The scientists used boards painted with either black and white strips like zebras or single colors of black, brown, gray or white like regular horses in an effort to find which color lured more horseflies.
The researchers nabbed the blood suckers with oil and glue and found that zebra stripes attracted fewer horseflies.
The stripes repel the insects reflecting light in a polarizing fashion, making a zebra coat look undesirable to the pesky -- and harmful -- critters.
The study was published online The Journal of Experimental Biology (JEB) and will appear in print in the March issue.
The researchers conducted the study in a place where they were guaranteed to find horseflies: a heavily infested Hungarian horse farm, according to a BBC report.
We put insect glue on the boards and counted the number of flies that each one attracted, Susanne Akesson, evolutionary ecologist at Sweden's Lund University and one of the study's authors, told the BBC.
The flies, it turns out, were more likely to be attracted to dark colors than light colors.
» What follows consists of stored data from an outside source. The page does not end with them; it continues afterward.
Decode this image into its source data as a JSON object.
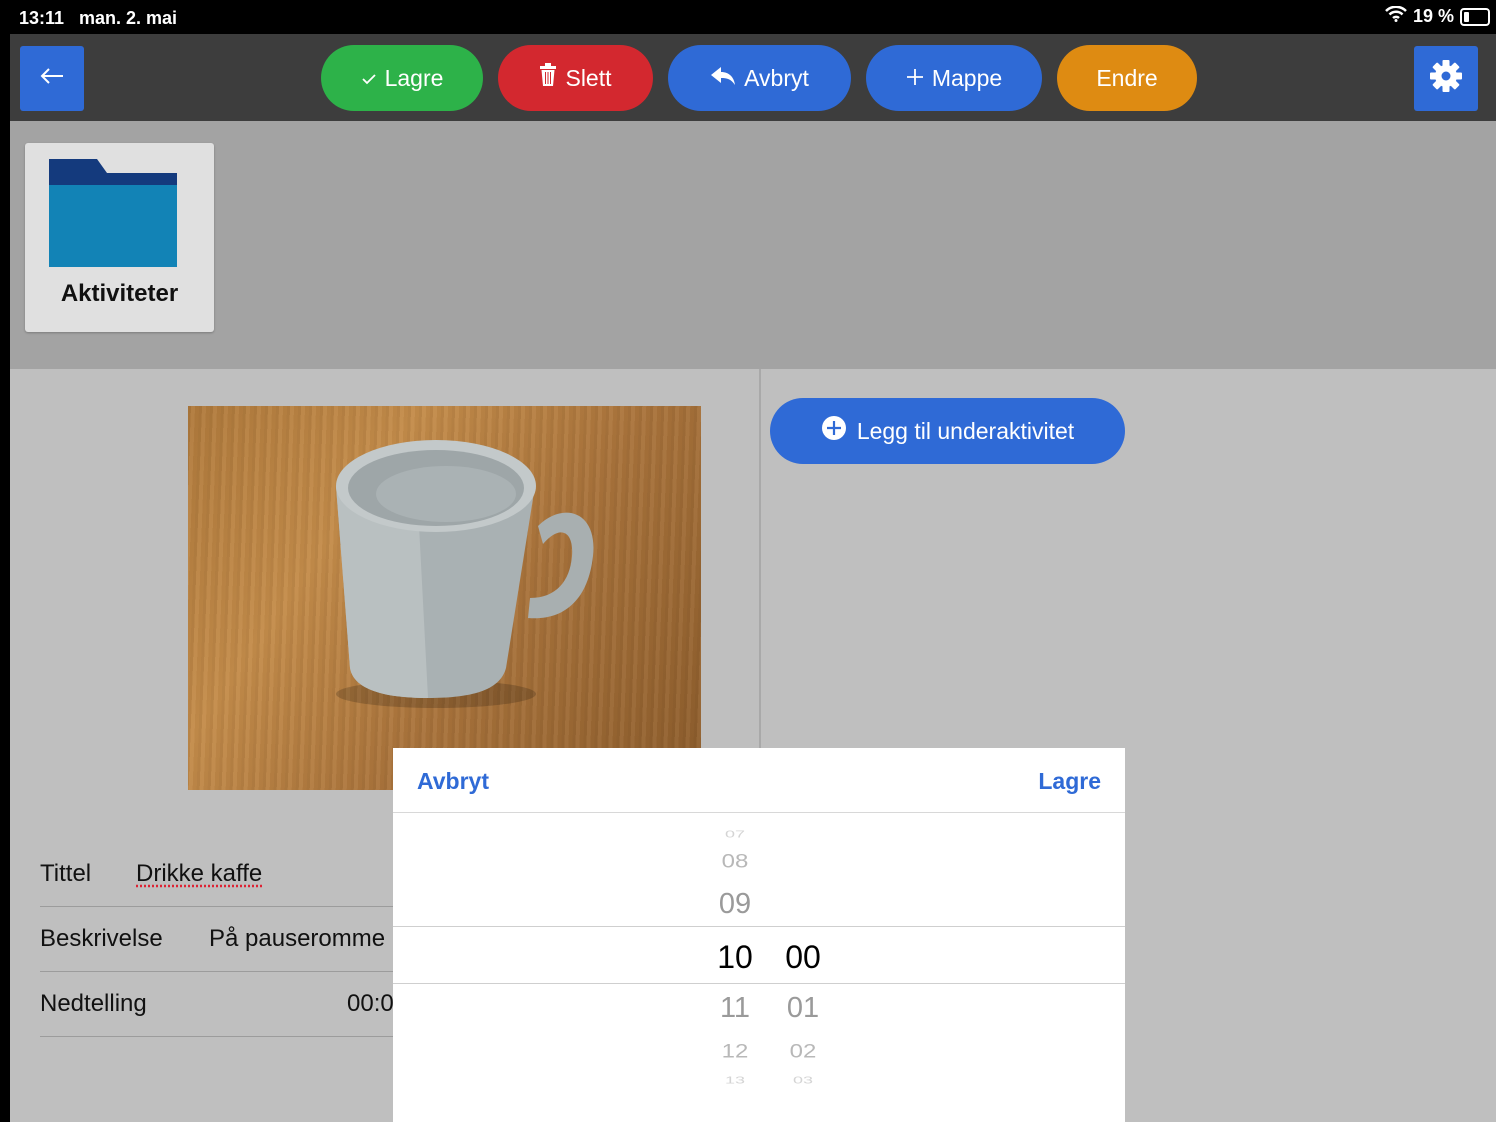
{
  "status_bar": {
    "time": "13:11",
    "date": "man. 2. mai",
    "battery": "19 %",
    "battery_level": 0.19
  },
  "toolbar": {
    "back_icon": "arrow-left-icon",
    "settings_icon": "gear-icon",
    "lagre_label": "Lagre",
    "slett_label": "Slett",
    "avbryt_label": "Avbryt",
    "mappe_label": "Mappe",
    "endre_label": "Endre"
  },
  "folder": {
    "label": "Aktiviteter"
  },
  "activity": {
    "add_subactivity_label": "Legg til underaktivitet",
    "fields": {
      "title_label": "Tittel",
      "title_value": "Drikke kaffe",
      "description_label": "Beskrivelse",
      "description_value": "På pauseromme",
      "countdown_label": "Nedtelling",
      "countdown_value": "00:0"
    }
  },
  "time_picker": {
    "cancel_label": "Avbryt",
    "save_label": "Lagre",
    "hours": {
      "above_far": "07",
      "above_2": "08",
      "above_1": "09",
      "selected": "10",
      "below_1": "11",
      "below_2": "12",
      "below_far": "13"
    },
    "minutes": {
      "selected": "00",
      "below_1": "01",
      "below_2": "02",
      "below_far": "03"
    }
  },
  "colors": {
    "blue": "#2f6ad6",
    "green": "#2db249",
    "red": "#d3282f",
    "orange": "#de8b12",
    "toolbar_bg": "#3d3d3d"
  }
}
Scientists said this has to do with the way light bounces off of dark colors, called horizontally polarized light, which is similar to the way light is reflected off of flat surfaces, such as water.
Flies barely touched the striped boards, which scientists believe is due to the way these stripes reflect light.
We conclude that zebras have evolved a coat pattern in which the stripes are narrow enough to ensure minimum attractiveness to tabanid flies, the researchers wrote in a JEB article.
The study's authors believe this could help in future animal breeding efforts.
We have been breeding animals based on meat or milk production, and we haven't paid much attention to their coat colorations or patterns, said Akesson, according to an ABC report. Maybe it's something we need to consider. Maybe there's some trick we can learn from the zebra that could help.
Not everyone buys the explanation, however, including Martin How, a postdoc at Australia's University of Queensland who studies polarized vision and camouflage. How told New Scientist magazine that it's possible [the stripes] appeared for another reason and the social benefits came later.